With that said, I am Audi 5000 y’all!

It’s A Family Thing

Good morning and happy Saturday kids. I hope that wherever you are in this crazy planet we call home; you are enjoying yourself to the fullest.

On a family note! Yesterday I got the bad news, that one of my sisters, who was diagnosed with breast cancer and had surgery for it about a week ago, had a stroke three days ago and is in the hospital. Based on the latest information I got, she is doing fine, but is not able to walk. Why didn’t her husband notify us right away? Beats the shit out of me. But at least, she is still with us.

My wife and I wanted to visit her, but because of the COVID-19 pandemic, hospitals in New York City, only allow one visitor at a time with each patient, and her husband doesn’t want to leave her side, which is understandable since they’ve been together for over thirty years, have two daughters, two sons, a couple of grand kids and a dog I gave her last year, because she was very depressed after her other dog died.

Right now, since the hospitals here in New York City don’t want to keep patients too long, unless is really necessary, they are making plans to send her home and have a physical therapist visit her, to help her get back to her old self. So as soon as she is back home, my wife and I will visit her.

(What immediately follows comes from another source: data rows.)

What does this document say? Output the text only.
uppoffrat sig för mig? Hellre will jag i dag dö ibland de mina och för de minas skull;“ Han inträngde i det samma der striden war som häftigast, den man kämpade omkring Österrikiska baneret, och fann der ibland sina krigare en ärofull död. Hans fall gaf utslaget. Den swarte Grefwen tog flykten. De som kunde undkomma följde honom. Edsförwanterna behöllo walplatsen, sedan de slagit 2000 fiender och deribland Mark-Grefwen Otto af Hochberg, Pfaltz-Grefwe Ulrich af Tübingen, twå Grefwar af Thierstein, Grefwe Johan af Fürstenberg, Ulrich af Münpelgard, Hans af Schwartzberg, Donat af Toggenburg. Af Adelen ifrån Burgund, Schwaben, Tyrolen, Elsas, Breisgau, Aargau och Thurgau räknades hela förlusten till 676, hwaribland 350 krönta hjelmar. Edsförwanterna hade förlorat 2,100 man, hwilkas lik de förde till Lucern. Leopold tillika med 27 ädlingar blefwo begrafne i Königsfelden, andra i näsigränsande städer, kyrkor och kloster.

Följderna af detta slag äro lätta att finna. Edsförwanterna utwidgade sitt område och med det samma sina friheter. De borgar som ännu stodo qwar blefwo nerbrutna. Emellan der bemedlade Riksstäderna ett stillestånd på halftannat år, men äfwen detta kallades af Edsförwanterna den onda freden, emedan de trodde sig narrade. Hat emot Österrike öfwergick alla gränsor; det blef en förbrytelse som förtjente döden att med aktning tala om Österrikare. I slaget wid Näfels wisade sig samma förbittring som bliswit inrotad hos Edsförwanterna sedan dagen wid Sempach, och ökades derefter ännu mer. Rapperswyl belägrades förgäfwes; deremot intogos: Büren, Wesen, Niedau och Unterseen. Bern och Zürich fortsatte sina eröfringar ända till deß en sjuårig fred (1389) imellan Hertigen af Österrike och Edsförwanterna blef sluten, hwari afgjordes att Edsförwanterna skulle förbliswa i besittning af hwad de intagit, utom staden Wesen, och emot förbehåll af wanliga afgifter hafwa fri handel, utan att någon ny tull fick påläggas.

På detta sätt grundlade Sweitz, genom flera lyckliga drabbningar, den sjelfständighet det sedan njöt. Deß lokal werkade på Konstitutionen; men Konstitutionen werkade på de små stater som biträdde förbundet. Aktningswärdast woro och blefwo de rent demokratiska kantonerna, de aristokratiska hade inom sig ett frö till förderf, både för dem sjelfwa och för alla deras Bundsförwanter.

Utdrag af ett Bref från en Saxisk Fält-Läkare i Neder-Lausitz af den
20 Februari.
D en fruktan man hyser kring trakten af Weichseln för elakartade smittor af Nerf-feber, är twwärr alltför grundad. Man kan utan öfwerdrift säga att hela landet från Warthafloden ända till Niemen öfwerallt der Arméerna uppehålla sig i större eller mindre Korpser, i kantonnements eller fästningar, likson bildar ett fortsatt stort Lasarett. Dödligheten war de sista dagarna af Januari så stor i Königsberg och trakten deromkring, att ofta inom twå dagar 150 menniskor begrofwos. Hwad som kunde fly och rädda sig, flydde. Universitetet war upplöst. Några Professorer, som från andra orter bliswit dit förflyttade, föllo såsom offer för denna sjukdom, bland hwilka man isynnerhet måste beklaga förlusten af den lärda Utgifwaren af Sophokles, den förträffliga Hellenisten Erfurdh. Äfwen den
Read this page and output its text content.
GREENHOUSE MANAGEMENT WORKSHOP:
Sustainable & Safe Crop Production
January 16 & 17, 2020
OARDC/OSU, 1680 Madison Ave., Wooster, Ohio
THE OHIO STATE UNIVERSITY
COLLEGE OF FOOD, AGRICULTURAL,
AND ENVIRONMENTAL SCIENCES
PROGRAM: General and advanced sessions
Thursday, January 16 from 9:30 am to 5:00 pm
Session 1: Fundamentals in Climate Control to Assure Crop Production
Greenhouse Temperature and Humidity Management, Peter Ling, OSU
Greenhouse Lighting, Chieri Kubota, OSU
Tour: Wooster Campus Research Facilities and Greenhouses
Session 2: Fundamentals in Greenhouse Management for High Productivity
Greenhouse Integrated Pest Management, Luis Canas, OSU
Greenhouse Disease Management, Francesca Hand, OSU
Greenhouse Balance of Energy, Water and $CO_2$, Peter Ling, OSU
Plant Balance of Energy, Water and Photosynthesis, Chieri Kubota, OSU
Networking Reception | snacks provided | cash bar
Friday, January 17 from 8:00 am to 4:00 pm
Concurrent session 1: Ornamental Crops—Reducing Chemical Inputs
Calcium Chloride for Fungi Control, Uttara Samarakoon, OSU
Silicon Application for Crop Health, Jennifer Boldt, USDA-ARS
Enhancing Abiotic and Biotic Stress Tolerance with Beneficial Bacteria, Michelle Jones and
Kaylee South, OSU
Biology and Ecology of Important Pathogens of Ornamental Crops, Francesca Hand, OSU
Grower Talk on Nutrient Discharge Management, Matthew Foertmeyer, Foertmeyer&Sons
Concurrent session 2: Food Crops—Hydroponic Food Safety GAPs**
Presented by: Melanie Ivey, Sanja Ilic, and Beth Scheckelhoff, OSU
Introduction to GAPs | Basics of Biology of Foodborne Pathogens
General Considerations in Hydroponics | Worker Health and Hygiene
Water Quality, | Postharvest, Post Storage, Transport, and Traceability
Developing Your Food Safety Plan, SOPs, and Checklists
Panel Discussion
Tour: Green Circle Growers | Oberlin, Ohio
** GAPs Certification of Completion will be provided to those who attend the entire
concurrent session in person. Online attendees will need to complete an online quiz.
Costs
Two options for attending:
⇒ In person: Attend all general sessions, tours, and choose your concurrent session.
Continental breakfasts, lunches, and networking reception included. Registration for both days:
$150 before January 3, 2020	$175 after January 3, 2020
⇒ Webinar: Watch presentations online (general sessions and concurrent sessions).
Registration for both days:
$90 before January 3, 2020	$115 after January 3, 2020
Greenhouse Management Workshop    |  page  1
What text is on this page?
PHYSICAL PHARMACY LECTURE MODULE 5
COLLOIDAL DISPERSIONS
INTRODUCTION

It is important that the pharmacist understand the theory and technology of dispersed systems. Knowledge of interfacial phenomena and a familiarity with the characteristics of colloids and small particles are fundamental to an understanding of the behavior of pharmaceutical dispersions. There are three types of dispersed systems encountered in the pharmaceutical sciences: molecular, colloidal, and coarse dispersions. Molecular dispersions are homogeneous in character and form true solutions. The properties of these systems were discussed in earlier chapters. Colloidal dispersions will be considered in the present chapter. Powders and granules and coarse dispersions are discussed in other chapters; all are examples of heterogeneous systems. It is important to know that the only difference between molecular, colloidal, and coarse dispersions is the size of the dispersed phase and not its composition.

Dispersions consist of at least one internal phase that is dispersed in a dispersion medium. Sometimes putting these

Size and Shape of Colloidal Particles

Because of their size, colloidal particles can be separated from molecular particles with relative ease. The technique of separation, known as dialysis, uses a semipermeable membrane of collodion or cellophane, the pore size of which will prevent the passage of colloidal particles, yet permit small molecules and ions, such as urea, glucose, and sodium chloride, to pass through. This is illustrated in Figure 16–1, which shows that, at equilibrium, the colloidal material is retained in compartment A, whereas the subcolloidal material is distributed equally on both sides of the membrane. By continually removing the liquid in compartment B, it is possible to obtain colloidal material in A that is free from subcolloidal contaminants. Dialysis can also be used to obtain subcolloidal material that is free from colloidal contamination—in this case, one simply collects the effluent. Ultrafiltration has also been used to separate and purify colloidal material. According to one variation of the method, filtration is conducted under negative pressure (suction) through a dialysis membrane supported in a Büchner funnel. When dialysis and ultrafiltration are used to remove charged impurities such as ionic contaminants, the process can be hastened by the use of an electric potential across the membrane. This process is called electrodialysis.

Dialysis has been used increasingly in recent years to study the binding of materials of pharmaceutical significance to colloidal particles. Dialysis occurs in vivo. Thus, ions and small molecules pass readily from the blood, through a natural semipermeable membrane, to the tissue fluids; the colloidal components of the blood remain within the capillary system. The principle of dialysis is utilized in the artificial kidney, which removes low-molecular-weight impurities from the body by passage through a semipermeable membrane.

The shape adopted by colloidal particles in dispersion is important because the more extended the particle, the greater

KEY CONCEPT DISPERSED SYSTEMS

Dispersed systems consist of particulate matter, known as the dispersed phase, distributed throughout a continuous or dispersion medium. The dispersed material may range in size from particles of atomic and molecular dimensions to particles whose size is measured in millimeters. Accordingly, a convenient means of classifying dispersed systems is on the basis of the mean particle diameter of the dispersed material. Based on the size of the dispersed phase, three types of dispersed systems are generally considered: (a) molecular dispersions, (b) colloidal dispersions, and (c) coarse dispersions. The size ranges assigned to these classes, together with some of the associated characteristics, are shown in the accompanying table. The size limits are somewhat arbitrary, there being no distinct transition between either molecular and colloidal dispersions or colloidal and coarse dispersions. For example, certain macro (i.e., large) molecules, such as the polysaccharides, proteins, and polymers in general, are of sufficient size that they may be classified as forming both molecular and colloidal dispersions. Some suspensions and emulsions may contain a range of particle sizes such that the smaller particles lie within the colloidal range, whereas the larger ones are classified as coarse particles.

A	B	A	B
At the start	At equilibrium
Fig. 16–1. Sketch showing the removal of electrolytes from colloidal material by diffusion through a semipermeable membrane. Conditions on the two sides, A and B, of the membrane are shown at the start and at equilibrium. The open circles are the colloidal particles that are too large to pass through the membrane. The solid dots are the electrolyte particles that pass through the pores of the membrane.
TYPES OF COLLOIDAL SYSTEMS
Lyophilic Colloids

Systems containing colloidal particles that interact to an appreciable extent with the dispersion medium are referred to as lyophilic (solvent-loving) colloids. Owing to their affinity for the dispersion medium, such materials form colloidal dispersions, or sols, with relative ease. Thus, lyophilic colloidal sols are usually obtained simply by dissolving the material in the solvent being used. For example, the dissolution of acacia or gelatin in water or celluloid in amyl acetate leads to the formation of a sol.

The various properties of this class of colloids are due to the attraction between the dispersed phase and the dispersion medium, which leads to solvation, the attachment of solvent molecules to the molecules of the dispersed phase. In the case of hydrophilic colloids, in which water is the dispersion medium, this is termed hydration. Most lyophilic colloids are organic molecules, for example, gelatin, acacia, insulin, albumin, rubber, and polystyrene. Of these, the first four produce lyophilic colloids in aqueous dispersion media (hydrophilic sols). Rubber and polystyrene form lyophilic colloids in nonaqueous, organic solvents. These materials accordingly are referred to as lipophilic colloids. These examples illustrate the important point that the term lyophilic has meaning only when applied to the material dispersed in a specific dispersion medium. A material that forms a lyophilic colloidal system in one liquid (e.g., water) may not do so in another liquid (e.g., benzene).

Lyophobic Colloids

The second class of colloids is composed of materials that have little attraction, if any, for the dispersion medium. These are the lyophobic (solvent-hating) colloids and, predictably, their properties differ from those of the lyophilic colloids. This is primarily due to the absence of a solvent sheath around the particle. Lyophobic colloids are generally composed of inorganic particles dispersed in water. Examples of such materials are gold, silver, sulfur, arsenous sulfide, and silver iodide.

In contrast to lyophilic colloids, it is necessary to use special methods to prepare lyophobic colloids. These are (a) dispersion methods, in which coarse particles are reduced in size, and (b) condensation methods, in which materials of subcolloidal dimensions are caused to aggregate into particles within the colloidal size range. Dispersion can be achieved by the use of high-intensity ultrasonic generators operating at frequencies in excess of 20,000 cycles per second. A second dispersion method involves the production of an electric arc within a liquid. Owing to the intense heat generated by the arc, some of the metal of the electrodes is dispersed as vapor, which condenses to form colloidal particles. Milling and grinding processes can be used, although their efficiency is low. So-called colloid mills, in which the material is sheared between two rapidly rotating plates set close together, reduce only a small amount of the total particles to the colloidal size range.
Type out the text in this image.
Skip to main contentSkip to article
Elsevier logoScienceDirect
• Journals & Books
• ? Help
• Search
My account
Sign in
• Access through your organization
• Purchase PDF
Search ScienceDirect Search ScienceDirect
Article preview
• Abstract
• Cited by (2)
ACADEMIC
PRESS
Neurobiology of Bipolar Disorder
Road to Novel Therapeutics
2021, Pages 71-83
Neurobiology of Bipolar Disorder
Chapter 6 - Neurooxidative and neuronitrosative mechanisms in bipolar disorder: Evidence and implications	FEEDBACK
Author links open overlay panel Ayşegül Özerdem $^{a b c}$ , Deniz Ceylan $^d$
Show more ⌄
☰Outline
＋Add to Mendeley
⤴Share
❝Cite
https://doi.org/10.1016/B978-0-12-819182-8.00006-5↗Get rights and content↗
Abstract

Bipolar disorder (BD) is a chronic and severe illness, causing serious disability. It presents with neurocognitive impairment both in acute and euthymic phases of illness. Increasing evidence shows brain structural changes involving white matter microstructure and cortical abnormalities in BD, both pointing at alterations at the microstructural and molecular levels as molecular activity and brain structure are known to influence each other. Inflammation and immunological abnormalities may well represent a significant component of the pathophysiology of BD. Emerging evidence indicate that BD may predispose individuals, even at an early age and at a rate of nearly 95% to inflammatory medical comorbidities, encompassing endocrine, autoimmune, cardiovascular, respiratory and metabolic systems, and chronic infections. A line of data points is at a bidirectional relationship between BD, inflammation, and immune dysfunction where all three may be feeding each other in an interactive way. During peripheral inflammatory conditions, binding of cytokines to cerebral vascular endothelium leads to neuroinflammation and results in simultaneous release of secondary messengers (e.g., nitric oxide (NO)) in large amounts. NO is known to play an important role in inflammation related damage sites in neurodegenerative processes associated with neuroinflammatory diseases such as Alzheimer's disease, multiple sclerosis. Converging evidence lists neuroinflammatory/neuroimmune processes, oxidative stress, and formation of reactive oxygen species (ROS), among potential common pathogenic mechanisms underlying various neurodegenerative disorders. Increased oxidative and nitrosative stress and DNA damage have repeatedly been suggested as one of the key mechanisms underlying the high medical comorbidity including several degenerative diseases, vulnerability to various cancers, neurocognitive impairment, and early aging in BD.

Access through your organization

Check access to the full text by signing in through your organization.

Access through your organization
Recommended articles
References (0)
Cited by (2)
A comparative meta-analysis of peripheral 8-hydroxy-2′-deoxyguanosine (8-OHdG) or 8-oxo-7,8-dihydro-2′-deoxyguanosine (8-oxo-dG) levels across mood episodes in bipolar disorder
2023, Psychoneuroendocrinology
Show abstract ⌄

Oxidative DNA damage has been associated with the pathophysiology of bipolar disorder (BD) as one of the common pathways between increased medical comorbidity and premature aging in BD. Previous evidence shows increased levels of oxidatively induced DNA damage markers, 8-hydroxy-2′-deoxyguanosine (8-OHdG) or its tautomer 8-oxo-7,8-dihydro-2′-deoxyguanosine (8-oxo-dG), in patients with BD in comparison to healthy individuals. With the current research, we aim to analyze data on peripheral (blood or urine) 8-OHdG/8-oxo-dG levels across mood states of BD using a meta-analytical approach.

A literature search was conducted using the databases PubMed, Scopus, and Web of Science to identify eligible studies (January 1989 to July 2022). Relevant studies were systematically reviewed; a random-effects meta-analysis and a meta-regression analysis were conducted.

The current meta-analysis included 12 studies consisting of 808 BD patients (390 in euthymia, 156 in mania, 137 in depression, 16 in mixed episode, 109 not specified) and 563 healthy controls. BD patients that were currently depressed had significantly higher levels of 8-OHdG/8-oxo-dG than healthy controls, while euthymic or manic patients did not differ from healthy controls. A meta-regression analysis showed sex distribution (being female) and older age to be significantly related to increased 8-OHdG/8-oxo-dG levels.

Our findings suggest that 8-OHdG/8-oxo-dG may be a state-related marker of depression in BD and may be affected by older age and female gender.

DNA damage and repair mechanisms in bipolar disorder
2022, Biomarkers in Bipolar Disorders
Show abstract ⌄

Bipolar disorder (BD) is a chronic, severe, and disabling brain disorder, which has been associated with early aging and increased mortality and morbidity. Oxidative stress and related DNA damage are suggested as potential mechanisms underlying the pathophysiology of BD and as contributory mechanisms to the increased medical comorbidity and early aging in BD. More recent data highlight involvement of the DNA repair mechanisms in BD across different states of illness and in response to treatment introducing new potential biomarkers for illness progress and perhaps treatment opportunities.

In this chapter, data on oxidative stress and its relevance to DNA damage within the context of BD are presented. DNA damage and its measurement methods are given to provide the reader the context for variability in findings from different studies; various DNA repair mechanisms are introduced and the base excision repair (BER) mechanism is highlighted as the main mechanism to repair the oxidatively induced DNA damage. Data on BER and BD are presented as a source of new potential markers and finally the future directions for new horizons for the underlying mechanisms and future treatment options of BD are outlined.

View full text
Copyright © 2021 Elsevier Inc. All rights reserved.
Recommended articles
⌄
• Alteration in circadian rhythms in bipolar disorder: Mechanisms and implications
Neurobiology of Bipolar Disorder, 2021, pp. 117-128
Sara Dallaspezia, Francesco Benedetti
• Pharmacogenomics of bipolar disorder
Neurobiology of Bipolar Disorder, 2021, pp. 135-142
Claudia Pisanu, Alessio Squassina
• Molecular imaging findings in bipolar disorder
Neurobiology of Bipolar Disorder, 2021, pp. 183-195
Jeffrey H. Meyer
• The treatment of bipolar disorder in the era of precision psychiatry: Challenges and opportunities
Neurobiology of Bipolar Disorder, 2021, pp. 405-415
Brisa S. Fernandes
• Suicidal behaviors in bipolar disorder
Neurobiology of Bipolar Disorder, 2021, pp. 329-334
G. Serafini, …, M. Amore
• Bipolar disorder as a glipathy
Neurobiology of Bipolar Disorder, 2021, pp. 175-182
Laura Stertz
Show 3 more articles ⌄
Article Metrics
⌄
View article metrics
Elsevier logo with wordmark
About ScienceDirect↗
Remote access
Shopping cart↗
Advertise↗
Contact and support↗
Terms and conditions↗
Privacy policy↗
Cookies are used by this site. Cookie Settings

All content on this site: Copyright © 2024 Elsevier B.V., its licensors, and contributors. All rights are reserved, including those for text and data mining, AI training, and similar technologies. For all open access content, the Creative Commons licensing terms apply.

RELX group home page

FYI, including myself, in total we are seven siblings, six older sisters and me. As a matter of fact, from an incredibly young age, I have always said that God has a sense of humor. You don’t believe me?  Check this out! In total, my mother gave birth to nine children, but a pair of twins died at different ages. My point is, that she did not give birth to so many kids because she enjoyed the pain of giving birth, but because all she wanted was to have a boy. Then on her last pregnancy, when she completely gave up on that boy, I came along. Now tell me that shit is not crazy!

With that said, I am Audi 5000 y’all!